Proposition de décision du Conseil portant création de l'Office européen de police (Europol).


E3383 déposé le 15 janvier 2007 distribué le 16 janvier 2007 (12ème législature)
   (Référence communautaire : COM(2006) 0817 final du 20 décembre 2006, transmis au Conseil de l'Union européenne le 22 décembre 2006)

Europol a été créé par une convention de 1995 entre les Etats membres et est installé à La Haye. Il avait pour mission d’améliorer l’efficacité et la coopération des services compétents des Etats membres afin de prévenir et de lutter efficacement contre la criminalité organisée internationale.

Progressivement, il a élargi ses activités à d’autres domaines importants de la criminalité. Sa compétence a été étendue à toutes les formes graves de la criminalité internationale visées à l’annexe de la convention Europol : prévention et lutte contre le terrorisme, trafic de drogue et des êtres humains, trafic de véhicules volés et de matières radioactives et nucléaires.

Le démarrage effectif des activités a eu lieu le 1er juillet 1999.

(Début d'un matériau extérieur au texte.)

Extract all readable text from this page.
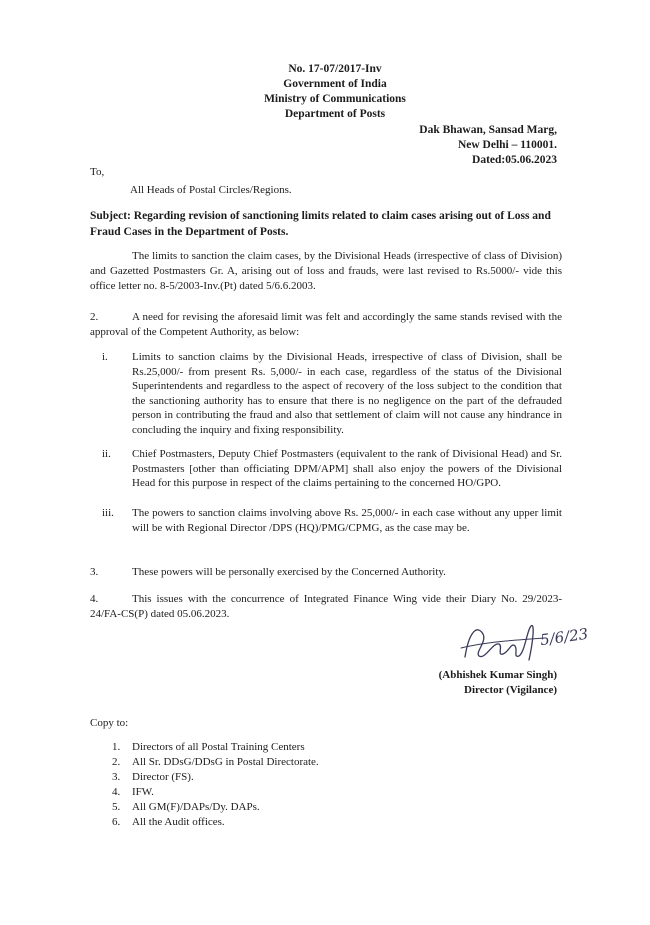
No. 17-07/2017-Inv
Government of India
Ministry of Communications
Department of Posts
Dak Bhawan, Sansad Marg,
New Delhi – 110001.
Dated:05.06.2023
To,
All Heads of Postal Circles/Regions.
Subject: Regarding revision of sanctioning limits related to claim cases arising out of Loss and Fraud Cases in the Department of Posts.
The limits to sanction the claim cases, by the Divisional Heads (irrespective of class of Division) and Gazetted Postmasters Gr. A, arising out of loss and frauds, were last revised to Rs.5000/- vide this office letter no. 8-5/2003-Inv.(Pt) dated 5/6.6.2003.
2.	A need for revising the aforesaid limit was felt and accordingly the same stands revised with the approval of the Competent Authority, as below:
i. Limits to sanction claims by the Divisional Heads, irrespective of class of Division, shall be Rs.25,000/- from present Rs. 5,000/- in each case, regardless of the status of the Divisional Superintendents and regardless to the aspect of recovery of the loss subject to the condition that the sanctioning authority has to ensure that there is no negligence on the part of the defrauded person in contributing the fraud and also that settlement of claim will not cause any hindrance in concluding the inquiry and fixing responsibility.
ii. Chief Postmasters, Deputy Chief Postmasters (equivalent to the rank of Divisional Head) and Sr. Postmasters [other than officiating DPM/APM] shall also enjoy the powers of the Divisional Head for this purpose in respect of the claims pertaining to the concerned HO/GPO.
iii. The powers to sanction claims involving above Rs. 25,000/- in each case without any upper limit will be with Regional Director /DPS (HQ)/PMG/CPMG, as the case may be.
3.	These powers will be personally exercised by the Concerned Authority.
4.	This issues with the concurrence of Integrated Finance Wing vide their Diary No. 29/2023-24/FA-CS(P) dated 05.06.2023.
5/6/23
(Abhishek Kumar Singh)
Director (Vigilance)
Copy to:
1. Directors of all Postal Training Centers
2. All Sr. DDsG/DDsG in Postal Directorate.
3. Director (FS).
4. IFW.
5. All GM(F)/DAPs/Dy. DAPs.
6. All the Audit offices.
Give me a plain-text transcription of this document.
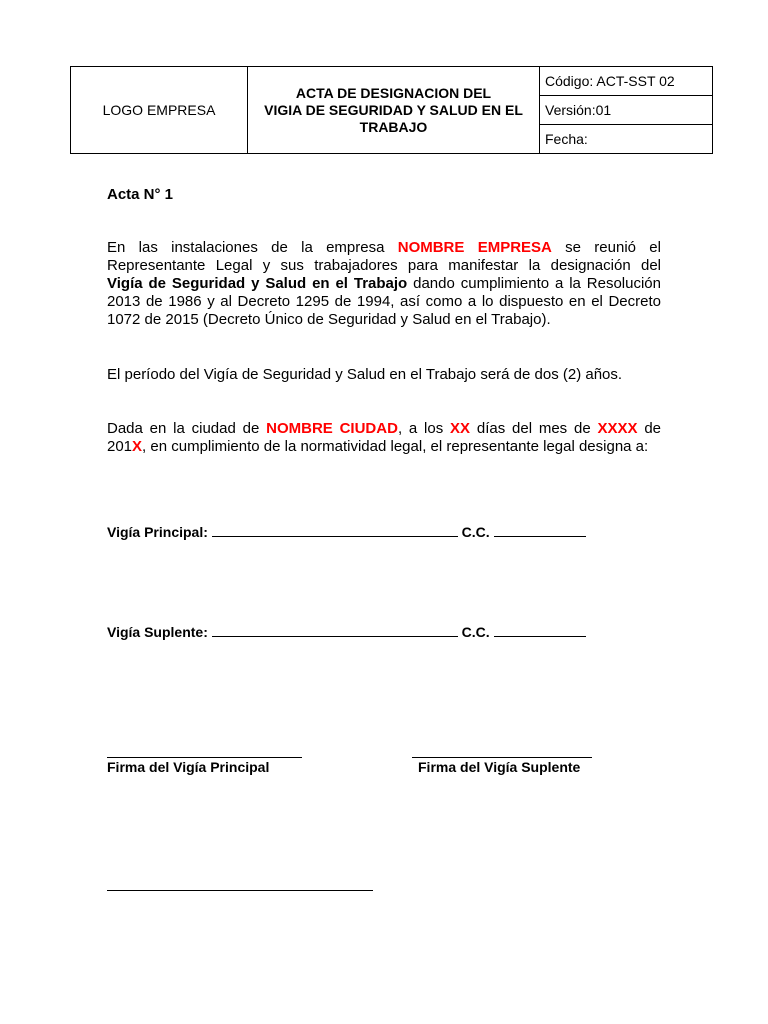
LOGO EMPRESA	
ACTA DE DESIGNACION DEL
VIGIA DE SEGURIDAD Y SALUD EN EL
TRABAJO
	Código: ACT-SST 02
Versión:01
Fecha:
Acta N° 1
En las instalaciones de la empresa NOMBRE EMPRESA se reunió el
Representante Legal y sus trabajadores para manifestar la designación del
Vigía de Seguridad y Salud en el Trabajo dando cumplimiento a la Resolución
2013 de 1986 y al Decreto 1295 de 1994, así como a lo dispuesto en el Decreto
1072 de 2015 (Decreto Único de Seguridad y Salud en el Trabajo).
El período del Vigía de Seguridad y Salud en el Trabajo será de dos (2) años.
Dada en la ciudad de NOMBRE CIUDAD, a los XX días del mes de XXXX de
201X, en cumplimiento de la normatividad legal, el representante legal designa a:
Vigía Principal:	C.C.
Vigía Suplente:	C.C.
Firma del Vigía Principal	Firma del Vigía Suplente
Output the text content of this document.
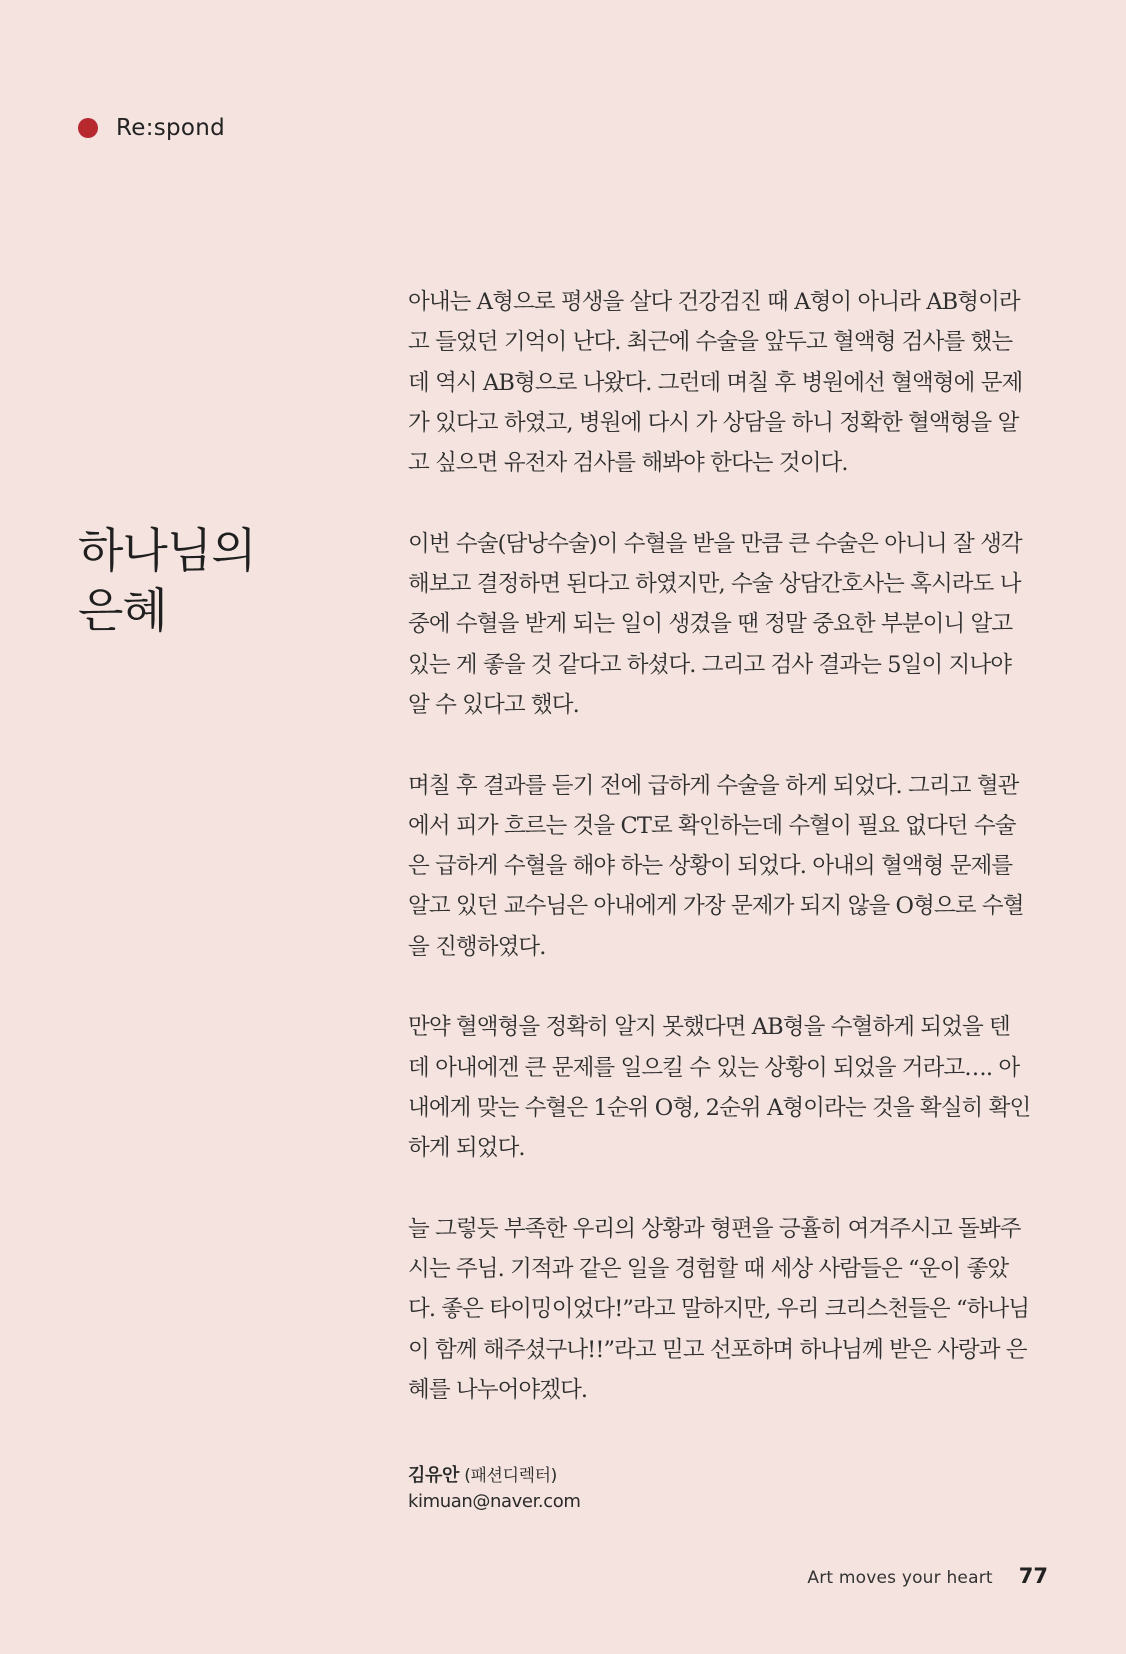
Re:spond
하나님의
은혜
아내는 A형으로 평생을 살다 건강검진 때 A형이 아니라 AB형이라
고 들었던 기억이 난다. 최근에 수술을 앞두고 혈액형 검사를 했는
데 역시 AB형으로 나왔다. 그런데 며칠 후 병원에선 혈액형에 문제
가 있다고 하였고, 병원에 다시 가 상담을 하니 정확한 혈액형을 알
고 싶으면 유전자 검사를 해봐야 한다는 것이다.
이번 수술(담낭수술)이 수혈을 받을 만큼 큰 수술은 아니니 잘 생각
해보고 결정하면 된다고 하였지만, 수술 상담간호사는 혹시라도 나
중에 수혈을 받게 되는 일이 생겼을 땐 정말 중요한 부분이니 알고
있는 게 좋을 것 같다고 하셨다. 그리고 검사 결과는 5일이 지나야
알 수 있다고 했다.
며칠 후 결과를 듣기 전에 급하게 수술을 하게 되었다. 그리고 혈관
에서 피가 흐르는 것을 CT로 확인하는데 수혈이 필요 없다던 수술
은 급하게 수혈을 해야 하는 상황이 되었다. 아내의 혈액형 문제를
알고 있던 교수님은 아내에게 가장 문제가 되지 않을 O형으로 수혈
을 진행하였다.
만약 혈액형을 정확히 알지 못했다면 AB형을 수혈하게 되었을 텐
데 아내에겐 큰 문제를 일으킬 수 있는 상황이 되었을 거라고…. 아
내에게 맞는 수혈은 1순위 O형, 2순위 A형이라는 것을 확실히 확인
하게 되었다.
늘 그렇듯 부족한 우리의 상황과 형편을 긍휼히 여겨주시고 돌봐주
시는 주님. 기적과 같은 일을 경험할 때 세상 사람들은 “운이 좋았
다. 좋은 타이밍이었다!”라고 말하지만, 우리 크리스천들은 “하나님
이 함께 해주셨구나!!”라고 믿고 선포하며 하나님께 받은 사랑과 은
혜를 나누어야겠다.
김유안 (패션디렉터)
kimuan@naver.com
Art moves your heart 77
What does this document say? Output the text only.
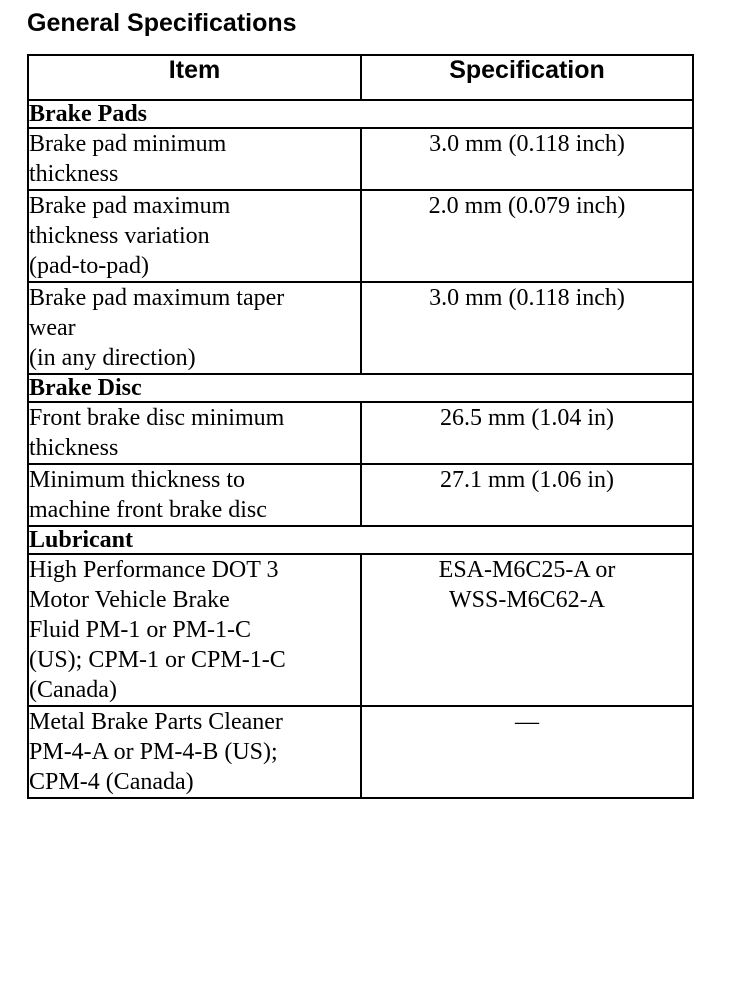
General Specifications
Item	Specification
Brake Pads	

Brake pad minimum
thickness	3.0 mm (0.118 inch)

Brake pad maximum
thickness variation
(pad-to-pad)	2.0 mm (0.079 inch)

Brake pad maximum taper
wear
(in any direction)	3.0 mm (0.118 inch)

Brake Disc	

Front brake disc minimum
thickness	26.5 mm (1.04 in)

Minimum thickness to
machine front brake disc	27.1 mm (1.06 in)

Lubricant	

High Performance DOT 3
Motor Vehicle Brake
Fluid PM-1 or PM-1-C
(US); CPM-1 or CPM-1-C
(Canada)	ESA-M6C25-A or
WSS-M6C62-A

Metal Brake Parts Cleaner
PM-4-A or PM-4-B (US);
CPM-4 (Canada)	—
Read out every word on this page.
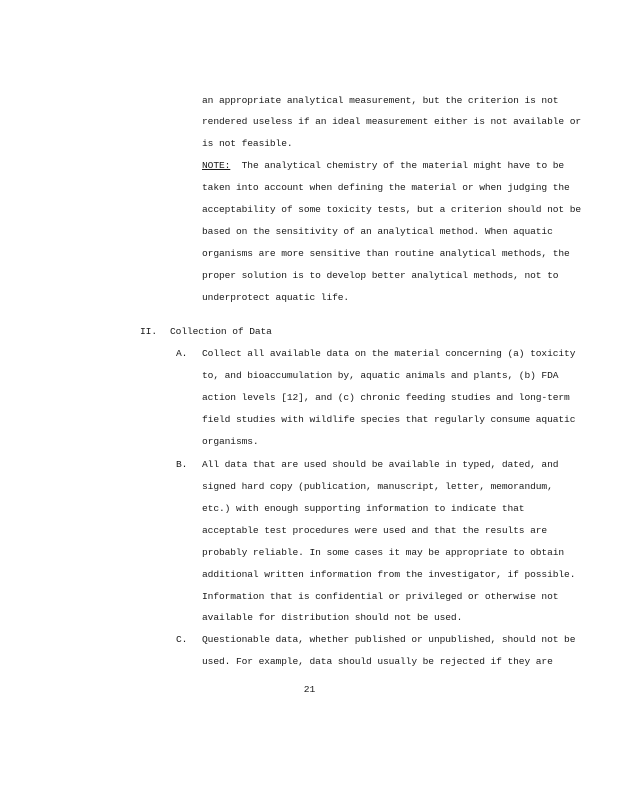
an appropriate analytical measurement, but the criterion is not
rendered useless if an ideal measurement either is not available or
is not feasible.
NOTE: The analytical chemistry of the material might have to be
taken into account when defining the material or when judging the
acceptability of some toxicity tests, but a criterion should not be
based on the sensitivity of an analytical method. When aquatic
organisms are more sensitive than routine analytical methods, the
proper solution is to develop better analytical methods, not to
underprotect aquatic life.
II. Collection of Data
A. Collect all available data on the material concerning (a) toxicity
to, and bioaccumulation by, aquatic animals and plants, (b) FDA
action levels [12], and (c) chronic feeding studies and long-term
field studies with wildlife species that regularly consume aquatic
organisms.
B. All data that are used should be available in typed, dated, and
signed hard copy (publication, manuscript, letter, memorandum,
etc.) with enough supporting information to indicate that
acceptable test procedures were used and that the results are
probably reliable. In some cases it may be appropriate to obtain
additional written information from the investigator, if possible.
Information that is confidential or privileged or otherwise not
available for distribution should not be used.
C. Questionable data, whether published or unpublished, should not be
used. For example, data should usually be rejected if they are
21
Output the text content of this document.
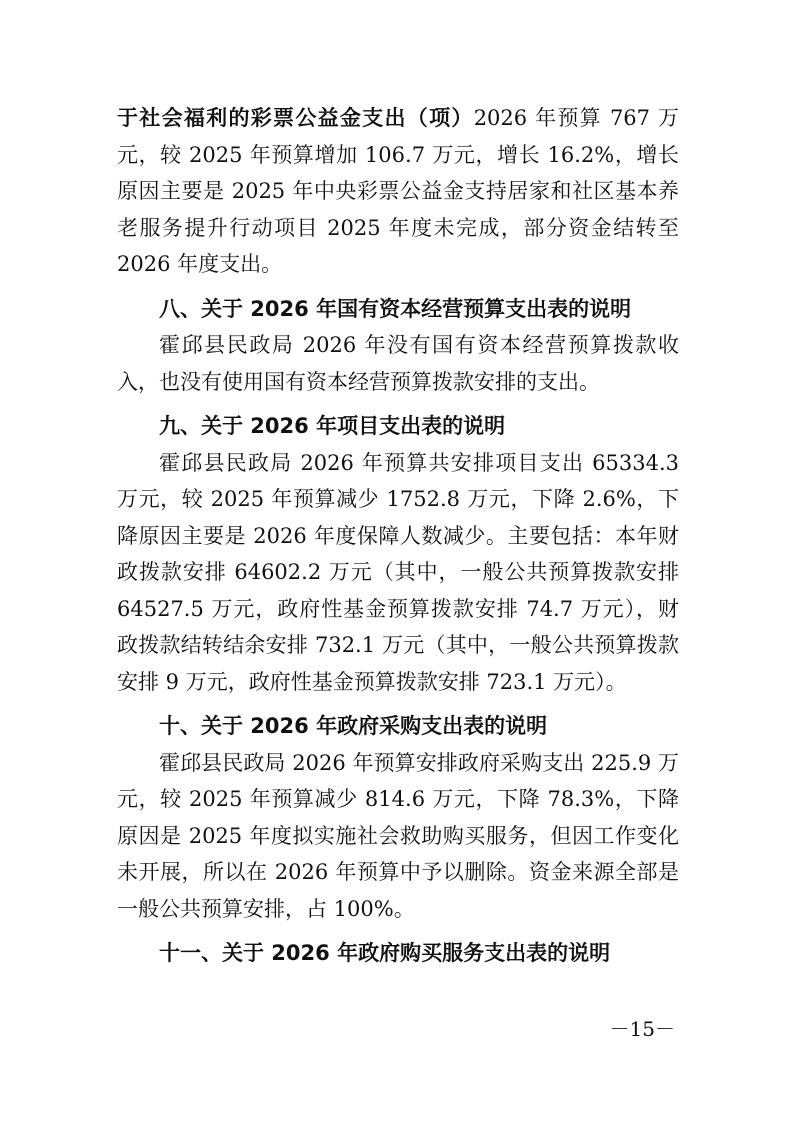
于社会福利的彩票公益金支出（项）2026 年预算 767 万元，较 2025 年预算增加 106.7 万元，增长 16.2%，增长原因主要是 2025 年中央彩票公益金支持居家和社区基本养老服务提升行动项目 2025 年度未完成，部分资金结转至 2026 年度支出。

八、关于 2026 年国有资本经营预算支出表的说明

霍邱县民政局 2026 年没有国有资本经营预算拨款收入，也没有使用国有资本经营预算拨款安排的支出。

九、关于 2026 年项目支出表的说明

霍邱县民政局 2026 年预算共安排项目支出 65334.3 万元，较 2025 年预算减少 1752.8 万元，下降 2.6%，下降原因主要是 2026 年度保障人数减少。主要包括：本年财政拨款安排 64602.2 万元（其中，一般公共预算拨款安排 64527.5 万元，政府性基金预算拨款安排 74.7 万元），财政拨款结转结余安排 732.1 万元（其中，一般公共预算拨款安排 9 万元，政府性基金预算拨款安排 723.1 万元）。

十、关于 2026 年政府采购支出表的说明

霍邱县民政局 2026 年预算安排政府采购支出 225.9 万元，较 2025 年预算减少 814.6 万元，下降 78.3%，下降原因是 2025 年度拟实施社会救助购买服务，但因工作变化未开展，所以在 2026 年预算中予以删除。资金来源全部是一般公共预算安排，占 100%。

十一、关于 2026 年政府购买服务支出表的说明
－15－
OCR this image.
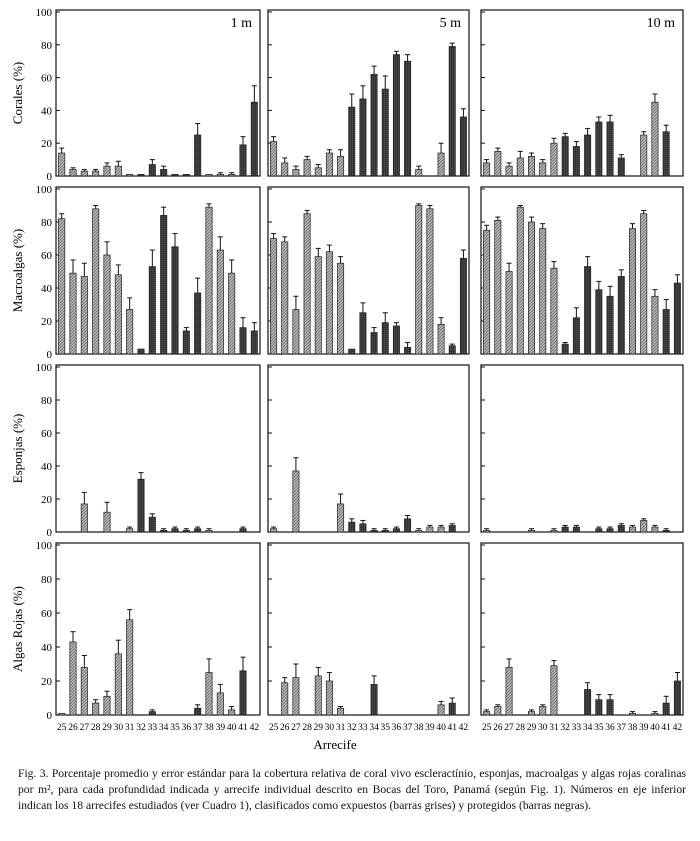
Corales (%)
0
20
40
60
80
100
1 m	5 m	10 m
Macroalgas (%)
0
20
40
60
80
100
Esponjas (%)
0
20
40
60
80
100
Algas Rojas (%)
0
20
40
60
80
100
25 26 27 28 29 30 31 32 33 34 35 36 37 38 39 40 41 42 25 26 27 28 29 30 31 32 33 34 35 36 37 38 39 40 41 42 25 26 27 28 29 30 31 32 33 34 35 36 37 38 39 40 41 42
Arrecife

Fig. 3. Porcentaje promedio y error estándar para la cobertura relativa de coral vivo escleractínio, esponjas, macroalgas y algas rojas coralinas por m², para cada profundidad indicada y arrecife individual descrito en Bocas del Toro, Panamá (según Fig. 1). Números en eje inferior indican los 18 arrecifes estudiados (ver Cuadro 1), clasificados como expuestos (barras grises) y protegidos (barras negras).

La Convention de 1995 nécessite, pour être modifiée, une procédure de ratification ou d’approbation dans tous les Etats membres.

La longueur de la procédure de ratification des modifications de cette Convention a abouti à rigidifier le statut d’Europol et donc à rendre plus difficile son adaptation à l’évolution de la criminalité transfrontalière en Europe. C’est ce qui était apparu lors des discussions menées en 2006 dans le cadre des instances relevant du domaine « Justice et affaires intérieures ».

C’est au Conseil « JAI » des 23 et 24 février 2006 que la présidence autrichienne avait lancé le débat sur l’avenir d’Europol. L’objectif était de définir les évolutions possibles pour, notamment, améliorer la coopération opérationnelle. Différentes propositions avaient été alors formulées, dont le remplacement la convention Europol par une décision du Conseil.

Lors du Conseil « JAI » des 4 et 5 décembre 2006, il a été décidé de procéder au remplacement de la Convention Europol par une décision du Conseil.

Afin de rendre Europol plus opérationnel, la Commission a donc proposé de remplacer la Convention instituant Europol par une décision du Conseil, instrument juridique propre en matière de justice et affaires intérieures existant depuis l’entrée en vigueur du traité d’Amsterdam. C’est ainsi qu’Eurojust a été créé sur la base d’une telle décision.

Le Conseil des ministres « Justice et affaires intérieures » des 4 et 5 décembre 2006 a donc décidé de remplacer par une décision du Conseil la Convention Europol.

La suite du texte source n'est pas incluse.